The Clan Dunbar descends from Gospatric, Earl of Northumbria.  William the Conqueror deprived Gospatric of the title in 1072, and he fled back to Scotland. King Malcolm III of Scotland granted him Gospatric lands in Dunbar, thus creating him Earl of Dunbar.

Patrick, the 8th Earl of Dunbar was also called the Earl of March and was one of the competitors for the Crown of Scotland.  However, he withdrew his claim and swore allegiance to King Edward I of England.  Patrick's son also swore fealty to King Edward II of England. However, he later signed the Declaration of Arbroath in 1320 for Scottish Independence. During the Wars of Scottish Independence Dunbar Castle was successfully defended against the English in 1338. The Dunbars fought against the English at the Battle of Otterburn in 1388 with the Earl of Douglas.

In the 15th century through marriage the Earldom of Moray became part of the Clan and the Earldom of Dunbar was forfeited in 1435 by King James I of Scotland who saw it as a threat. John, The Earl of Moray married Marjorie, the daughter of King Robert II of Scotland, and they had two sons. The Dunbars prospered in Moray despite a feud with the Clan Innes. Many cadet branches of the Dunbars were founded.

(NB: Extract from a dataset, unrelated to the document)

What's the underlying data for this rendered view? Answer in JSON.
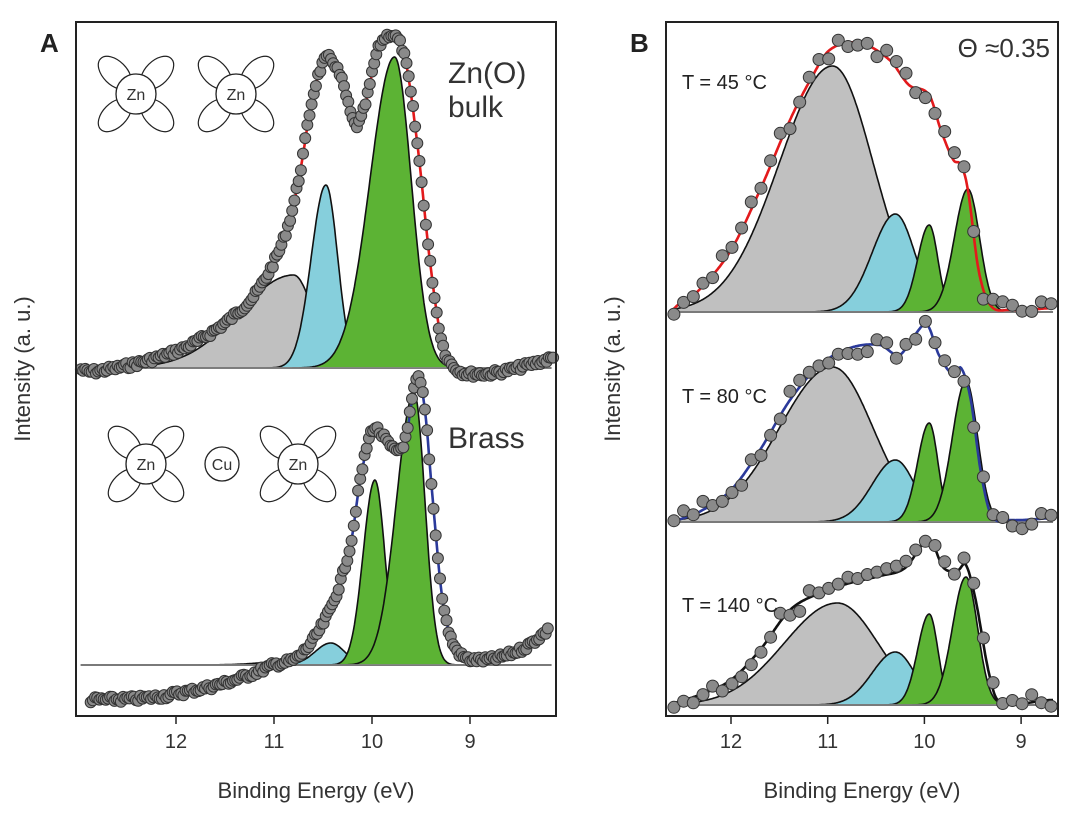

In 1598 the Clan Dunbar lands were raided by the Clan Cameron. They burnt a handful of homes and took away three score and ten horses, among numerous other personal possessions.
Sir Jean Ivor Dunbar was the 13th Baronet of Mochrum and the Chief of the Name and Arms of Dunbar.  After his death in 1993 the title passed to his son, Sir James Michael Dunbar, 14th Baronet of Mochrum and 39th Hereditary Chief of the Name and Arms of Dunbar. He is a retired Colonel of the United States Air Force.

The tartan was first recorded in Sobieski brothers' Vestiarium Scoticum 1842.